For Immediate Release: Friday November 30, 2012
Contact: Steve Hopcraft 916/457-5546; [email protected]: @shopcraft
Barbara Barrigan-Parrilla 209/479-2053 [email protected]; Twitter: @RestoretheDelta
Final Delta Plan Continues to be Inefficient
Fails to Include Measurable Actions for Protecting the Delta
The Delta Stewardship Council has just released their Final Draft of the Delta Plan, along with the Draft Program Environmental Report, and corresponding Draft Regulations for a forty-five day public review period.
This Final Delta Plan fails to include essential measurable actions for meeting the Council’s legal mandate for protecting the Delta. According to Restore the Delta Executive Director, Barbara Barrigan-Parrilla, “The measurable actions left out of the Delta Plan include a much needed water availability analysis to determine how much water can be taken from the Delta; a water quality analysis to see how future water export projects will effect Delta water quality; and balancing of the public trust to determine to determine how the state should use water, our most essential public resource, for the greatest good.

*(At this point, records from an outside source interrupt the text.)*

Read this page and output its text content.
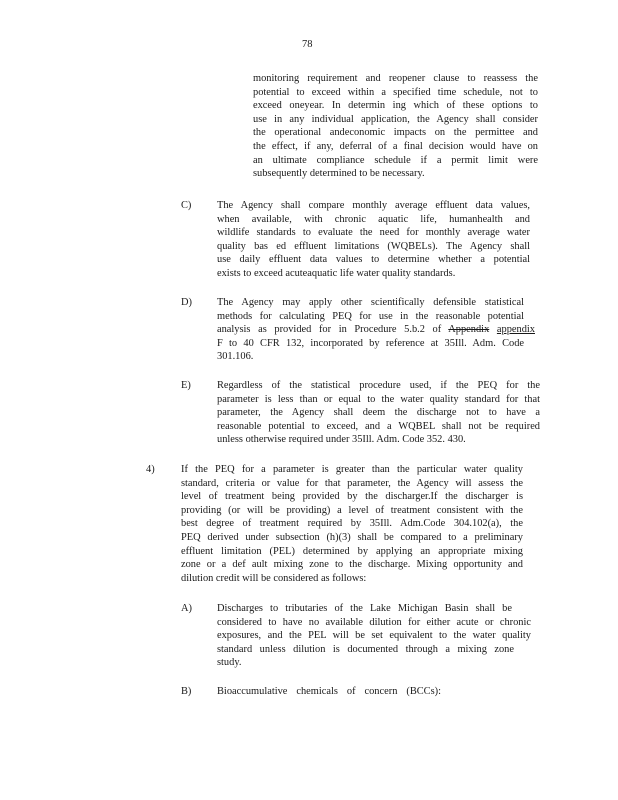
78
monitoring requirement and reopener clause to reassess the
potential to exceed within a specified time schedule, not to
exceed oneyear. In determin ing which of these options to
use in any individual application, the Agency shall consider
the operational andeconomic impacts on the permittee and
the effect, if any, deferral of a final decision would have on
an ultimate compliance schedule if a permit limit were
subsequently determined to be necessary.
C) The Agency shall compare monthly average effluent data values,
when available, with chronic aquatic life, humanhealth and
wildlife standards to evaluate the need for monthly average water
quality bas ed effluent limitations (WQBELs). The Agency shall
use daily effluent data values to determine whether a potential
exists to exceed acuteaquatic life water quality standards.
D) The Agency may apply other scientifically defensible statistical
methods for calculating PEQ for use in the reasonable potential
analysis as provided for in Procedure 5.b.2 of Appendix appendix
F to 40 CFR 132, incorporated by reference at 35Ill. Adm. Code
301.106.
E)	Regardless of the statistical procedure used, if the PEQ for the
parameter is less than or equal to the water quality standard for that
parameter, the Agency shall deem the discharge not to have a
reasonable potential to exceed, and a WQBEL shall not be required
unless otherwise required under 35Ill. Adm. Code 352. 430.
4)	If the PEQ for a parameter is greater than the particular water quality
standard, criteria or value for that parameter, the Agency will assess the
level of treatment being provided by the discharger.If the discharger is
providing (or will be providing) a level of treatment consistent with the
best degree of treatment required by 35Ill. Adm.Code 304.102(a), the
PEQ derived under subsection (h)(3) shall be compared to a preliminary
effluent limitation (PEL) determined by applying an appropriate mixing
zone or a def ault mixing zone to the discharge. Mixing opportunity and
dilution credit will be considered as follows:
A) Discharges to tributaries of the Lake Michigan Basin shall be
considered to have no available dilution for either acute or chronic
exposures, and the PEL will be set equivalent to the water quality
standard unless dilution is documented through a mixing zone
study.
B) Bioaccumulative chemicals of concern (BCCs):
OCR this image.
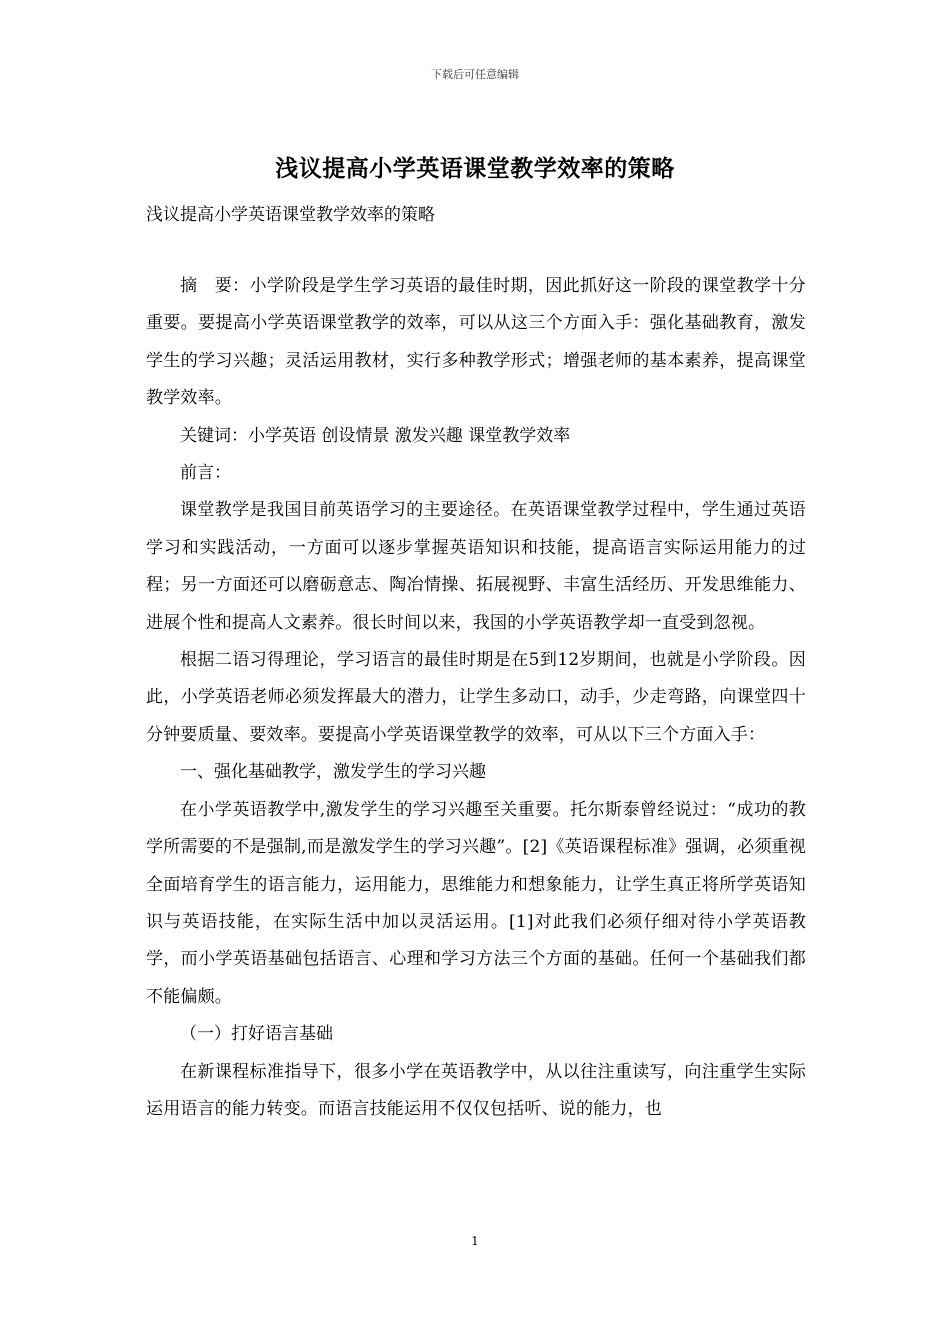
下载后可任意编辑
浅议提高小学英语课堂教学效率的策略
浅议提高小学英语课堂教学效率的策略

摘　要：小学阶段是学生学习英语的最佳时期，因此抓好这一阶段的课堂教学十分重要。要提高小学英语课堂教学的效率，可以从这三个方面入手：强化基础教育，激发学生的学习兴趣；灵活运用教材，实行多种教学形式；增强老师的基本素养，提高课堂教学效率。

关键词：小学英语 创设情景 激发兴趣 课堂教学效率

前言：

课堂教学是我国目前英语学习的主要途径。在英语课堂教学过程中，学生通过英语学习和实践活动，一方面可以逐步掌握英语知识和技能，提高语言实际运用能力的过程；另一方面还可以磨砺意志、陶冶情操、拓展视野、丰富生活经历、开发思维能力、进展个性和提高人文素养。很长时间以来，我国的小学英语教学却一直受到忽视。

根据二语习得理论，学习语言的最佳时期是在5到12岁期间，也就是小学阶段。因此，小学英语老师必须发挥最大的潜力，让学生多动口，动手，少走弯路，向课堂四十分钟要质量、要效率。要提高小学英语课堂教学的效率，可从以下三个方面入手：

一、强化基础教学，激发学生的学习兴趣

在小学英语教学中,激发学生的学习兴趣至关重要。托尔斯泰曾经说过：“成功的教学所需要的不是强制,而是激发学生的学习兴趣”。[2]《英语课程标准》强调，必须重视全面培育学生的语言能力，运用能力，思维能力和想象能力，让学生真正将所学英语知识与英语技能，在实际生活中加以灵活运用。[1]对此我们必须仔细对待小学英语教学，而小学英语基础包括语言、心理和学习方法三个方面的基础。任何一个基础我们都不能偏颇。

（一）打好语言基础

在新课程标准指导下，很多小学在英语教学中，从以往注重读写，向注重学生实际运用语言的能力转变。而语言技能运用不仅仅包括听、说的能力，也

1
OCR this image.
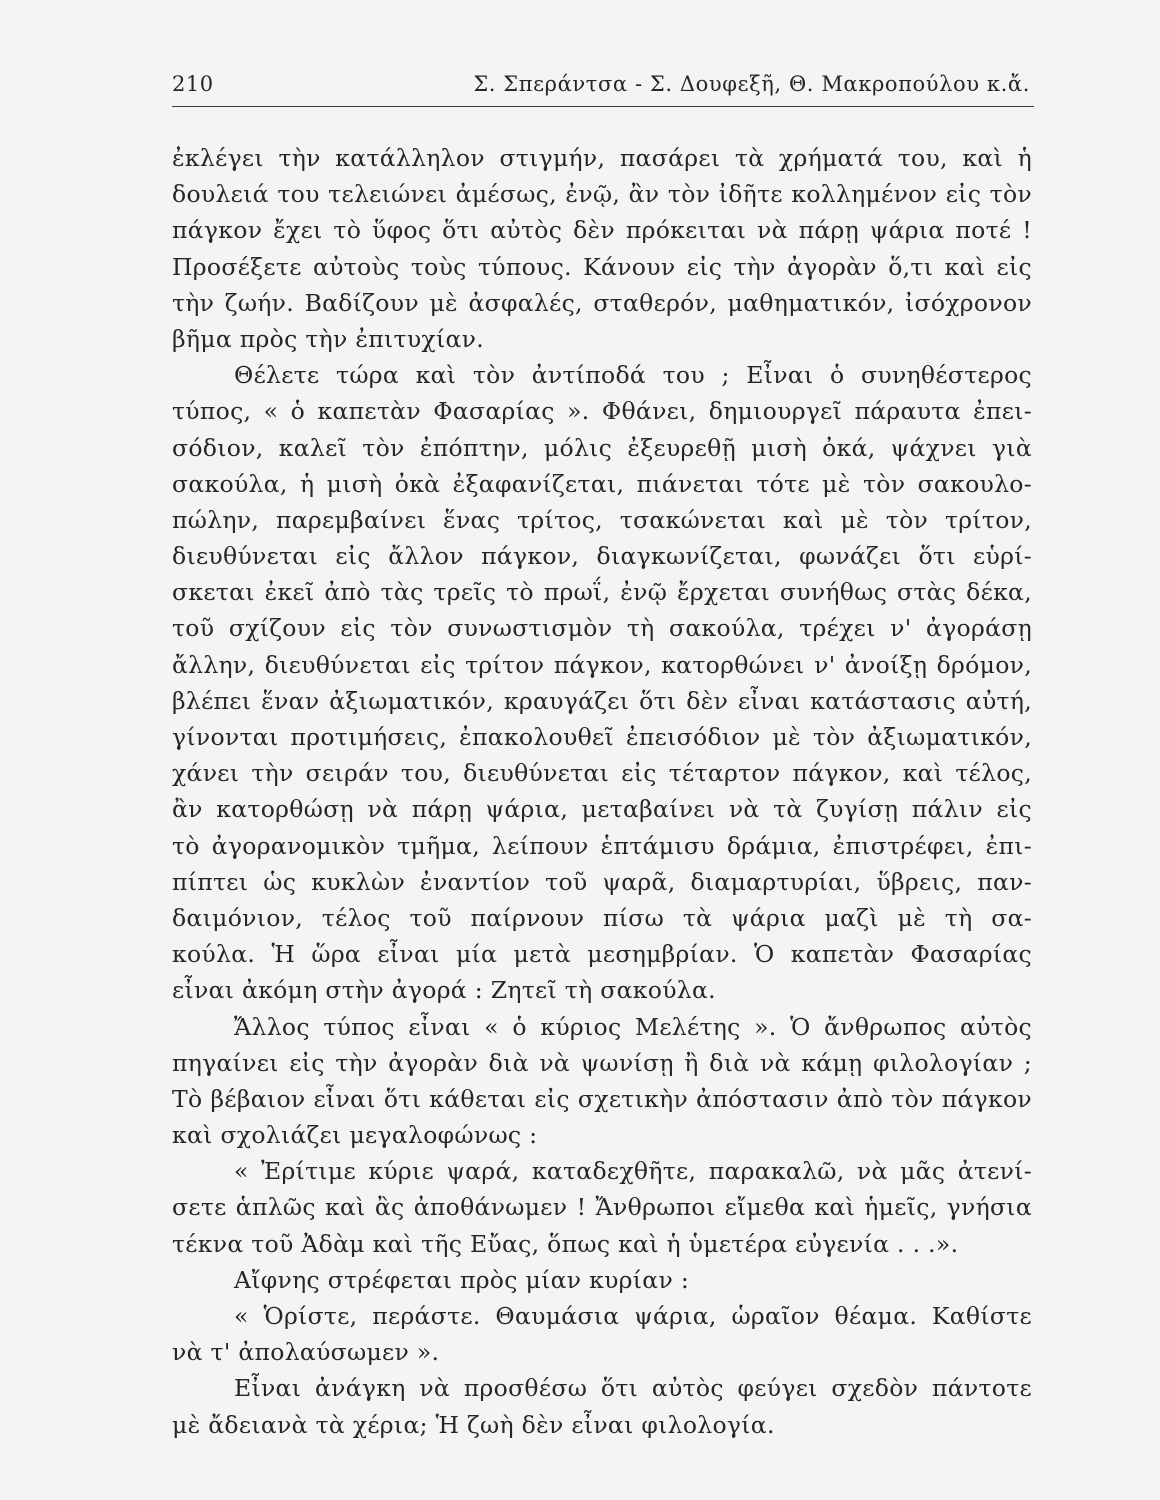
210	Σ. Σπεράντσα - Σ. Δουφεξῆ, Θ. Μακροπούλου κ.ἄ.
ἐκλέγει τὴν κατάλληλον στιγμήν, πασάρει τὰ χρήματά του, καὶ ἡ
δουλειά του τελειώνει ἀμέσως, ἐνῷ, ἂν τὸν ἰδῆτε κολλημένον εἰς τὸν
πάγκον ἔχει τὸ ὕφος ὅτι αὐτὸς δὲν πρόκειται νὰ πάρῃ ψάρια ποτέ !
Προσέξετε αὐτοὺς τοὺς τύπους. Κάνουν εἰς τὴν ἀγορὰν ὅ,τι καὶ εἰς
τὴν ζωήν. Βαδίζουν μὲ ἀσφαλές, σταθερόν, μαθηματικόν, ἰσόχρονον
βῆμα πρὸς τὴν ἐπιτυχίαν.
Θέλετε τώρα καὶ τὸν ἀντίποδά του ; Εἶναι ὁ συνηθέστερος
τύπος, « ὁ καπετὰν Φασαρίας ». Φθάνει, δημιουργεῖ πάραυτα ἐπει-
σόδιον, καλεῖ τὸν ἐπόπτην, μόλις ἐξευρεθῇ μισὴ ὀκά, ψάχνει γιὰ
σακούλα, ἡ μισὴ ὀκὰ ἐξαφανίζεται, πιάνεται τότε μὲ τὸν σακουλο-
πώλην, παρεμβαίνει ἕνας τρίτος, τσακώνεται καὶ μὲ τὸν τρίτον,
διευθύνεται εἰς ἄλλον πάγκον, διαγκωνίζεται, φωνάζει ὅτι εὑρί-
σκεται ἐκεῖ ἀπὸ τὰς τρεῖς τὸ πρωΐ, ἐνῷ ἔρχεται συνήθως στὰς δέκα,
τοῦ σχίζουν εἰς τὸν συνωστισμὸν τὴ σακούλα, τρέχει ν' ἀγοράσῃ
ἄλλην, διευθύνεται εἰς τρίτον πάγκον, κατορθώνει ν' ἀνοίξῃ δρόμον,
βλέπει ἕναν ἀξιωματικόν, κραυγάζει ὅτι δὲν εἶναι κατάστασις αὐτή,
γίνονται προτιμήσεις, ἐπακολουθεῖ ἐπεισόδιον μὲ τὸν ἀξιωματικόν,
χάνει τὴν σειράν του, διευθύνεται εἰς τέταρτον πάγκον, καὶ τέλος,
ἂν κατορθώσῃ νὰ πάρῃ ψάρια, μεταβαίνει νὰ τὰ ζυγίσῃ πάλιν εἰς
τὸ ἀγορανομικὸν τμῆμα, λείπουν ἑπτάμισυ δράμια, ἐπιστρέφει, ἐπι-
πίπτει ὡς κυκλὼν ἐναντίον τοῦ ψαρᾶ, διαμαρτυρίαι, ὕβρεις, παν-
δαιμόνιον, τέλος τοῦ παίρνουν πίσω τὰ ψάρια μαζὶ μὲ τὴ σα-
κούλα. Ἡ ὥρα εἶναι μία μετὰ μεσημβρίαν. Ὁ καπετὰν Φασαρίας
εἶναι ἀκόμη στὴν ἀγορά : Ζητεῖ τὴ σακούλα.
Ἄλλος τύπος εἶναι « ὁ κύριος Μελέτης ». Ὁ ἄνθρωπος αὐτὸς
πηγαίνει εἰς τὴν ἀγορὰν διὰ νὰ ψωνίσῃ ἢ διὰ νὰ κάμῃ φιλολογίαν ;
Τὸ βέβαιον εἶναι ὅτι κάθεται εἰς σχετικὴν ἀπόστασιν ἀπὸ τὸν πάγκον
καὶ σχολιάζει μεγαλοφώνως :
« Ἐρίτιμε κύριε ψαρά, καταδεχθῆτε, παρακαλῶ, νὰ μᾶς ἀτενί-
σετε ἁπλῶς καὶ ἂς ἀποθάνωμεν ! Ἄνθρωποι εἴμεθα καὶ ἡμεῖς, γνήσια
τέκνα τοῦ Ἀδὰμ καὶ τῆς Εὔας, ὅπως καὶ ἡ ὑμετέρα εὐγενία . . .».
Αἴφνης στρέφεται πρὸς μίαν κυρίαν :
« Ὁρίστε, περάστε. Θαυμάσια ψάρια, ὡραῖον θέαμα. Καθίστε
νὰ τ' ἀπολαύσωμεν ».
Εἶναι ἀνάγκη νὰ προσθέσω ὅτι αὐτὸς φεύγει σχεδὸν πάντοτε
μὲ ἄδειανὰ τὰ χέρια; Ἡ ζωὴ δὲν εἶναι φιλολογία.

A plan that fails to address how much water the Delta needs for restoration is simply incomplete and will fail in its implementation. We cannot continue to export half of the fresh water from the estuary and expect it not to completely collapse, let alone reach a point of healing.”
Clearly, the Delta Plan, which is to serve as the blueprint for meeting the state mandated coequal goals for the Delta of providing a more reliable water supply for California and for protecting, restoring, and enhancing the Delta ecosystem, is an insufficient plan. Barrigan-Parrilla adds, “Our fear since the legislation was passed in 2009 has been that the Delta Stewardship Council would not be able to balance the coequal goals, which are irreconcilable. Fresh water flows through the Delta must first be restored in order for the state to protect, restore, and enhance the Delta ecosystem. To provide a more reliable water supply for California, the Delta Stewardship Council must look beyond the Delta and promote a rigorous development of water systems that lead to regional self-sufficiency so as to break dependence on Delta water exports. Only then, can the Council meet its mandate of meeting the coequal goals in a manner that will protect and enhance the unique cultural, recreational, natural resource and agricultural values of the Delta in addition to securing a reliable water supply.
The Delta Plan as it now stands is nothing more than a water export plan dressed up with some habitat creation projects. First and foremost, fish need sufficient water flows and good quality water. So do the 4 million people who live and work in the Delta and whose lives are tied to the $6 billion annual Delta agriculture and recreation economies.”